Volkswagen owners in the United States will receive about $20,000 per car as compensation for the company’s diesel deception. Volkswagen owners in Europe at most get a software update and a short length of plastic tubing.
The startling gap in treatment is the result of European laws that shield corporations from class-action suits brought by unhappy consumers.
Now a group of online legal start-ups wants to change the status quo.
Lawyers in Berlin, Paris and elsewhere in Europe are teaming up with new online services to recruit clients en masse and try to get around the usual restrictions on consumer lawsuits. If they are successful, the cost to Volkswagen will dwarf the company’s $15 billion settlement in the United States.
The campaigns are attracting people like Jürgen Franz, a retired advertising executive in Munich who says his Volkswagen, a diesel Tiguan sport utility vehicle, burns more fuel after a software update that was part of a mandatory recall. He drives the same route every morning and now fills his tank more often.
“Why are they getting so much and we’re getting nothing?” Mr. Franz said of American owners.
Plaintiffs’ lawyers hope the efforts will signal a turning point in European jurisprudence, opening up a clearer path for aggrieved customers to join forces across borders to sue big corporations. The case could be the largest consumer action of its kind in Europe.While laws vary, most European countries do not allow large class actions of the variety that led to the $15 billion settlement in the United States. Nor do many European countries, including Germany, allow lawyers to work on commission, so customers who sue companies risk paying not only their own legal fees but also the other side’s if they lose.

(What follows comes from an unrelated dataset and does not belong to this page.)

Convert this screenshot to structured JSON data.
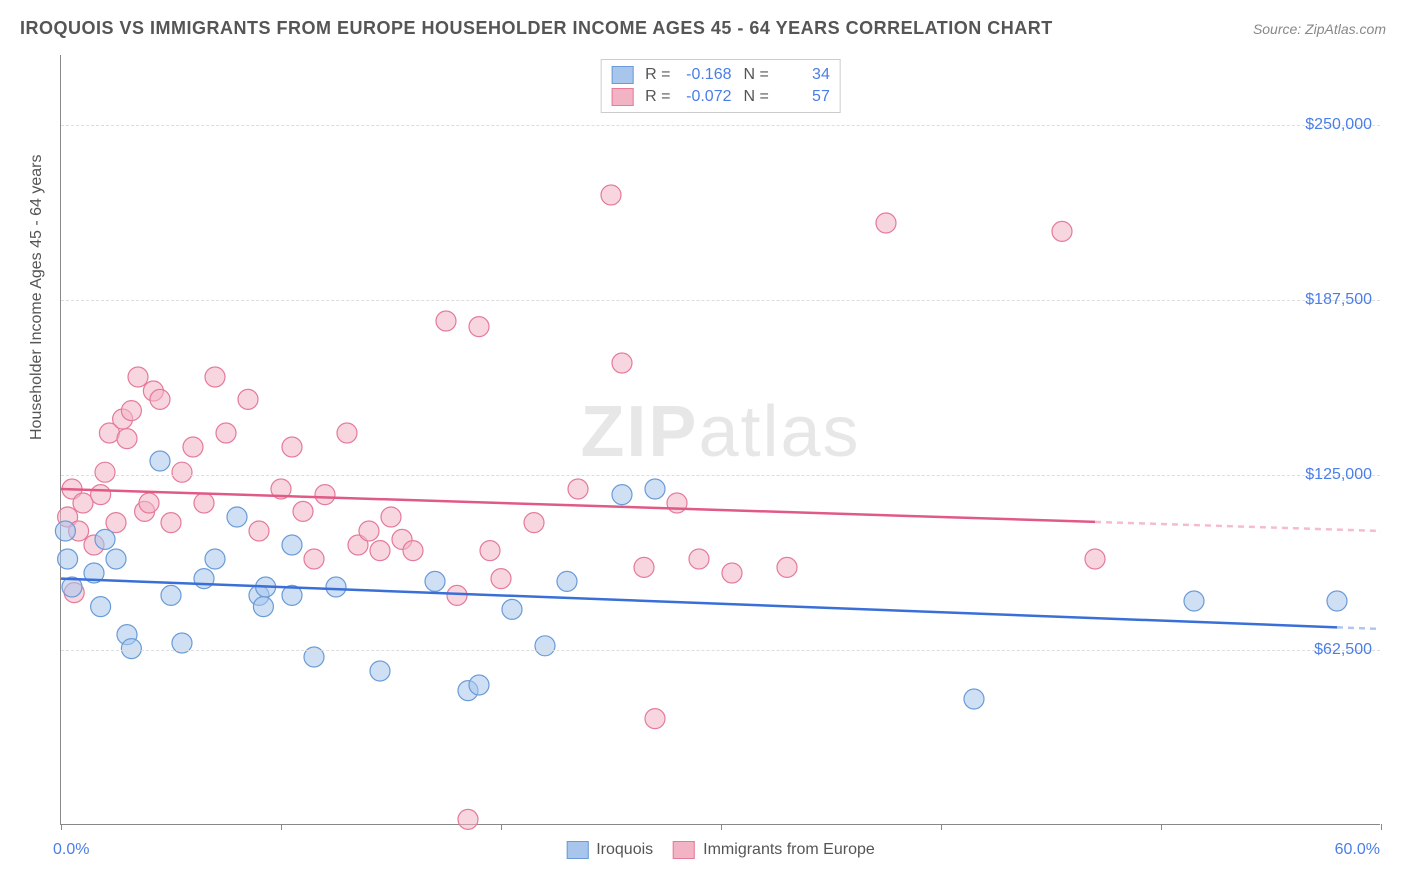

Owners’ representatives in Europe are seeking a maximum of 5,000 euros per car, or about $5,600, much less than in the United States. But even that figure could be financially devastating. There are 8.5 million tainted diesels in Europe, compared with about 500,000 in the United States that are covered by the settlement.
So far, only a fraction of Volkswagen owners in Europe have banded together, but more are signing up. Those claims are just one front in an expanding global onslaught of litigation against and official investigations into Volkswagen stemming from its emissions cheating, including ongoing criminal inquiries in the United States and Germany.